Skills & Knowledge Gained:

• User testing methodologies and usability evaluation
• Data collection and analysis (SUS scoring, qualitative and quantitative feedback)
• Iterative development based on user feedback
• Procedural terrain algorithms (Diamond-Square, Noise, Erosion)
• Real-time tool development with performance considerations
• UI/UX design principles for creative tools

Octree

For this Low Level Platform Optimisation project, we were given a framework and had to make it run faster. Steps taken:

• Researched bitwise operations and ways to write more efficient code.
• Used Visual Studio’s profiling tools to discover which parts of the code that were using the most processing time.

Memory Pool:

• Built a memory pool system to manage the cubes in the project.
• Used a linked list-style structure where free bits of memory could be pointed to and reused.
• This worked well because all the cubes were the same size, which eliminated any alignment concerns.
• For big chunks of memory, using the pool gave better performance than constantly allocating and freeing memory on the heap.

Octree and Multi-threading:

• Added multi-threading to speed up collision detection by spreading the work over multiple threads.
• Implemented an Octree system.
• The Octree was recursive and structured it to be easier to manage.
• The Octree class was structured with a main node which linked to child nodes representing smaller regions
• Checks were setup to be called at run time which validated that an object was still within a set region. If it was not, an attempt was made to move it to correct node, otherwise it was removed.

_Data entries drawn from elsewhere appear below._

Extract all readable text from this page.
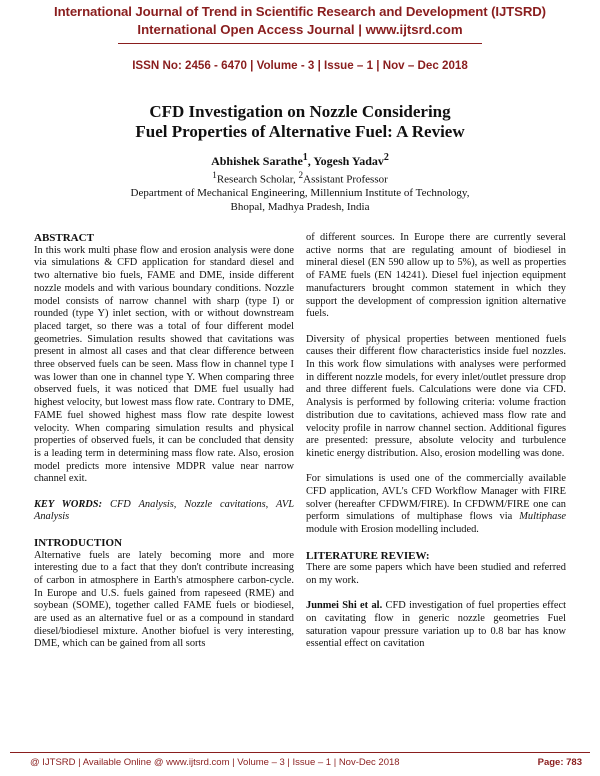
International Journal of Trend in Scientific Research and Development (IJTSRD)
International Open Access Journal | www.ijtsrd.com
ISSN No: 2456 - 6470 | Volume - 3 | Issue – 1 | Nov – Dec 2018
CFD Investigation on Nozzle Considering
Fuel Properties of Alternative Fuel: A Review
Abhishek Sarathe$^1$, Yogesh Yadav$^2$
$^1$Research Scholar, $^2$Assistant Professor
Department of Mechanical Engineering, Millennium Institute of Technology,
Bhopal, Madhya Pradesh, India

ABSTRACT

In this work multi phase flow and erosion analysis were done via simulations & CFD application for standard diesel and two alternative bio fuels, FAME and DME, inside different nozzle models and with various boundary conditions. Nozzle model consists of narrow channel with sharp (type I) or rounded (type Y) inlet section, with or without downstream placed target, so there was a total of four different model geometries. Simulation results showed that cavitations was present in almost all cases and that clear difference between three observed fuels can be seen. Mass flow in channel type I was lower than one in channel type Y. When comparing three observed fuels, it was noticed that DME fuel usually had highest velocity, but lowest mass flow rate. Contrary to DME, FAME fuel showed highest mass flow rate despite lowest velocity. When comparing simulation results and physical properties of observed fuels, it can be concluded that density is a leading term in determining mass flow rate. Also, erosion model predicts more intensive MDPR value near narrow channel exit.

KEY WORDS: CFD Analysis, Nozzle cavitations, AVL Analysis

INTRODUCTION

Alternative fuels are lately becoming more and more interesting due to a fact that they don't contribute increasing of carbon in atmosphere in Earth's atmosphere carbon-cycle. In Europe and U.S. fuels gained from rapeseed (RME) and soybean (SOME), together called FAME fuels or biodiesel, are used as an alternative fuel or as a compound in standard diesel/biodiesel mixture. Another biofuel is very interesting, DME, which can be gained from all sorts

of different sources. In Europe there are currently several active norms that are regulating amount of biodiesel in mineral diesel (EN 590 allow up to 5%), as well as properties of FAME fuels (EN 14241). Diesel fuel injection equipment manufacturers brought common statement in which they support the development of compression ignition alternative fuels.

Diversity of physical properties between mentioned fuels causes their different flow characteristics inside fuel nozzles. In this work flow simulations with analyses were performed in different nozzle models, for every inlet/outlet pressure drop and three different fuels. Calculations were done via CFD. Analysis is performed by following criteria: volume fraction distribution due to cavitations, achieved mass flow rate and velocity profile in narrow channel section. Additional figures are presented: pressure, absolute velocity and turbulence kinetic energy distribution. Also, erosion modelling was done.

For simulations is used one of the commercially available CFD application, AVL's CFD Workflow Manager with FIRE solver (hereafter CFDWM/FIRE). In CFDWM/FIRE one can perform simulations of multiphase flows via Multiphase module with Erosion modelling included.

LITERATURE REVIEW:

There are some papers which have been studied and referred on my work.

Junmei Shi et al. CFD investigation of fuel properties effect on cavitating flow in generic nozzle geometries Fuel saturation vapour pressure variation up to 0.8 bar has know essential effect on cavitation

@ IJTSRD | Available Online @ www.ijtsrd.com | Volume – 3 | Issue – 1 | Nov-Dec 2018	Page: 783
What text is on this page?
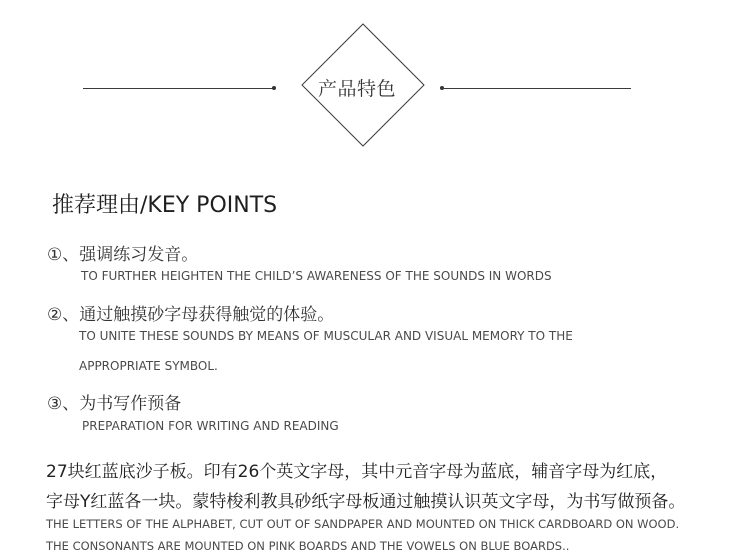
产品特色
推荐理由/KEY POINTS
①、强调练习发音。
TO FURTHER HEIGHTEN THE CHILD’S AWARENESS OF THE SOUNDS IN WORDS
②、通过触摸砂字母获得触觉的体验。
TO UNITE THESE SOUNDS BY MEANS OF MUSCULAR AND VISUAL MEMORY TO THE
APPROPRIATE SYMBOL.
③、为书写作预备
PREPARATION FOR WRITING AND READING
27块红蓝底沙子板。印有26个英文字母，其中元音字母为蓝底，辅音字母为红底，
字母Y红蓝各一块。蒙特梭利教具砂纸字母板通过触摸认识英文字母，为书写做预备。
THE LETTERS OF THE ALPHABET, CUT OUT OF SANDPAPER AND MOUNTED ON THICK CARDBOARD ON WOOD.
THE CONSONANTS ARE MOUNTED ON PINK BOARDS AND THE VOWELS ON BLUE BOARDS..
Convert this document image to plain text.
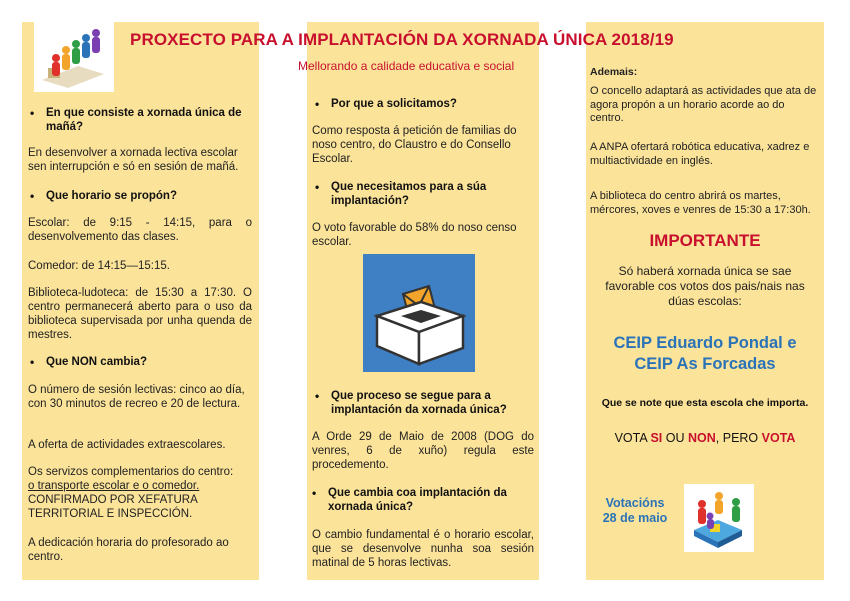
PROXECTO PARA A IMPLANTACIÓN DA XORNADA ÚNICA 2018/19
Mellorando a calidade educativa e social
• En que consiste a xornada única de mañá?
En desenvolver a xornada lectiva escolar sen interrupción e só en sesión de mañá.
• Que horario se propón?
Escolar: de 9:15 - 14:15, para o desenvolvemento das clases.
Comedor: de 14:15—15:15.
Biblioteca-ludoteca: de 15:30 a 17:30. O centro permanecerá aberto para o uso da biblioteca supervisada por unha quenda de mestres.
• Que NON cambia?
O número de sesión lectivas: cinco ao día, con 30 minutos de recreo e 20 de lectura.
A oferta de actividades extraescolares.
Os servizos complementarios do centro:
o transporte escolar e o comedor.
CONFIRMADO POR XEFATURA TERRITORIAL E INSPECCIÓN.
A dedicación horaria do profesorado ao centro.
• Por que a solicitamos?
Como resposta á petición de familias do noso centro, do Claustro e do Consello Escolar.
• Que necesitamos para a súa implantación?
O voto favorable do 58% do noso censo escolar.
• Que proceso se segue para a implantación da xornada única?
A Orde 29 de Maio de 2008 (DOG do venres, 6 de xuño) regula este procedemento.
• Que cambia coa implantación da xornada única?
O cambio fundamental é o horario escolar, que se desenvolve nunha soa sesión matinal de 5 horas lectivas.
Ademais:
O concello adaptará as actividades que ata de agora propón a un horario acorde ao do centro.
A ANPA ofertará robótica educativa, xadrez e multiactividade en inglés.
A biblioteca do centro abrirá os martes, mércores, xoves e venres de 15:30 a 17:30h.
IMPORTANTE
Só haberá xornada única se sae favorable cos votos dos pais/nais nas dúas escolas:
CEIP Eduardo Pondal e
CEIP As Forcadas
Que se note que esta escola che importa.
VOTA SI OU NON, PERO VOTA
Votacións
28 de maio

Threading with the Octree:

• Pulled out the objects from each "leaf" node and processed them in separate threads.
• Passing vectors between threads and recursive calls caused it to break
• This was solved by wrapping the vectors in a struct, which made threading more stable.
• Rewrote the Octree several times because the recursive stuff caused lots of bugs.
• In the end, it worked well, and the final version is much easier to read and understand.

Performance Testing:

• Tested different Octree depths: 0, 1, 2, and 3.
• Found that depth 2 gave the best balance — it ran at a smooth 30fps with lots of objects.
• Deeper levels started to hurt performance when there weren’t many objects on screen.

Porting to PlayStation 4:

• As a group, we ported the framework over to PS4.
• Ported smoothly, but we had to deal with PlayStation-specific quirks like avoiding multiple file inclusions and getting used to the threading system.
• Noticed that the PS4 gave full control over all its CPU cores, while on PC CPU resources are more limited.
• On PS4, CPU cores were dedicated to specific tasks/action.

Further PC Optimisations:

• Made sure program was functional before optimisation.
• One big optimisation was changing the bounding box check fuction, which improved performance significantly due the to frequency it was called.